Exchange Rate Mechanism
The Exchange Rate Mechanism II (ERM II) replaced the Exchange Rate Mechanism of the European Monetary System and came into force at the beginning of Stage Three of Economic and Monetary Union (EMU) in January 1999. Based on the European Council Resolution of 16 June 1997, ERM II is currently regulated by the Agreement of 16 March 2006 between the European Central Bank (ECB) and the national central banks (NCBs) of Member States not participating in the euro area.
Participation in ERM II is voluntary for the non-euro area Member States, and functions without prejudice to the objective of the ECB and the NCBs of maintaining price stability.
Within the context of the agreement, fixed but adjustable central parities are established between the currencies of participating countries and the euro, as well as fluctuation margins of up to ±15%. If reached, the latter will, in principle, prompt automatic and unlimited intervention. Very short-term financing is available to that effect.

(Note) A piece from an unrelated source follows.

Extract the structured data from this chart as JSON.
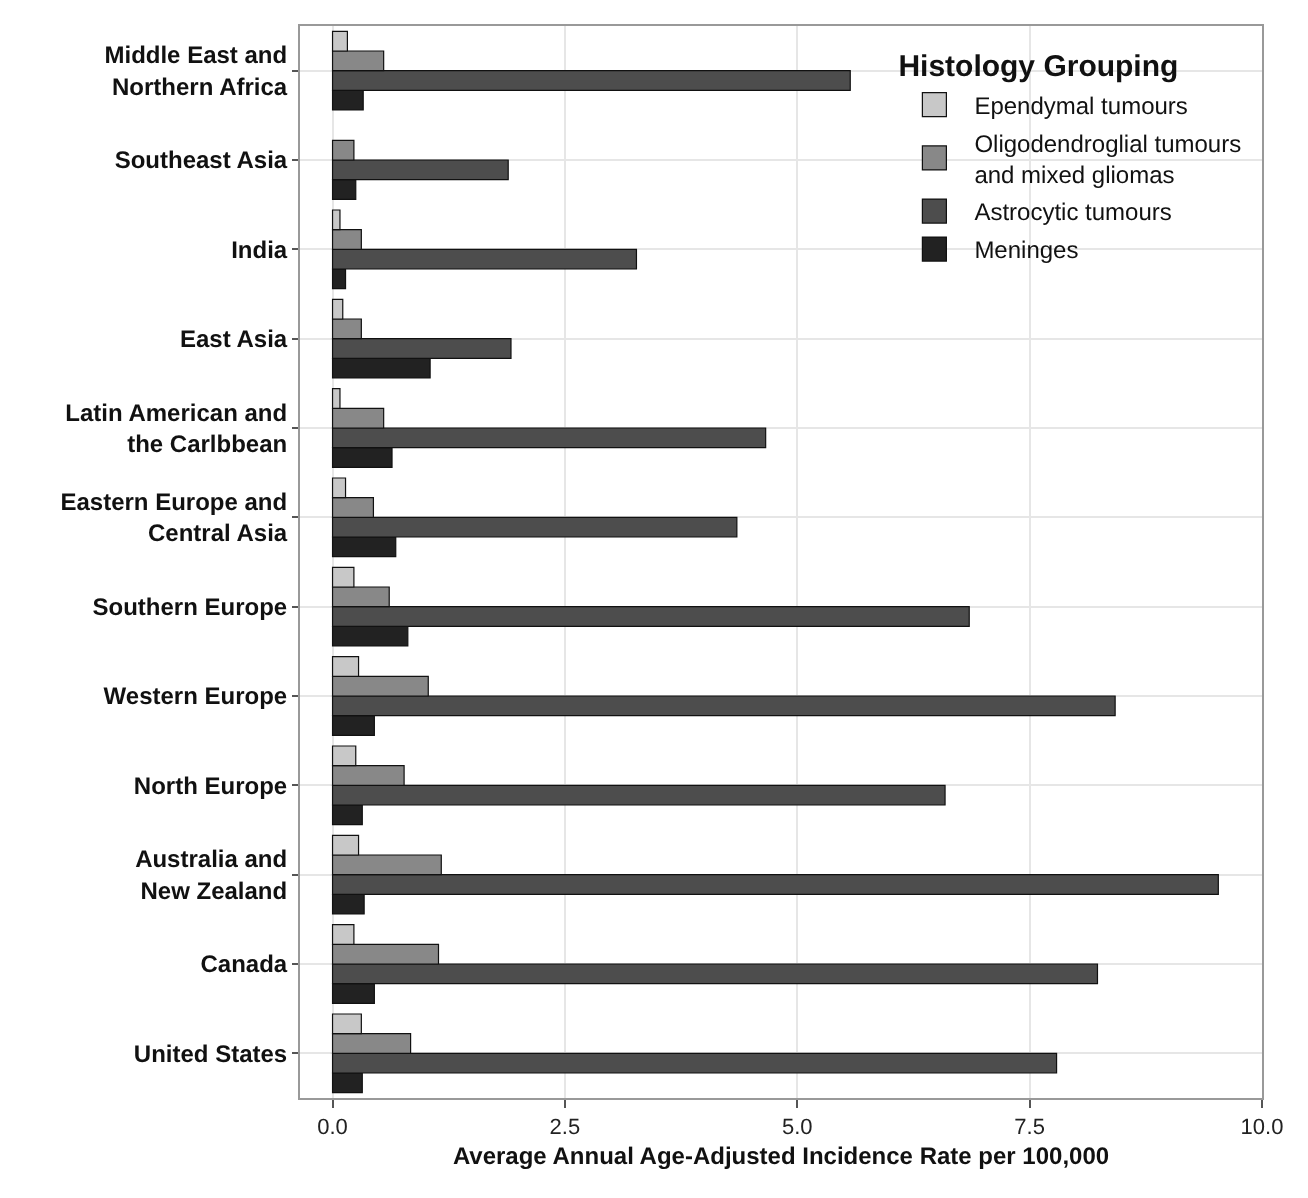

Within ERM II, intervention is carried out by the ECB, with the involvement of the Eurosystem NCBs, and in cooperation with the central banks responsible for the currencies intervened. Together with other policy measures, including monetary and fiscal policy, foreign exchange interventions should be used as an instrument to support the pursuit of economic convergence and exchange rate stability. Four countries currently participate in ERM II: Denmark, Estonia, Latvia and Lithuania.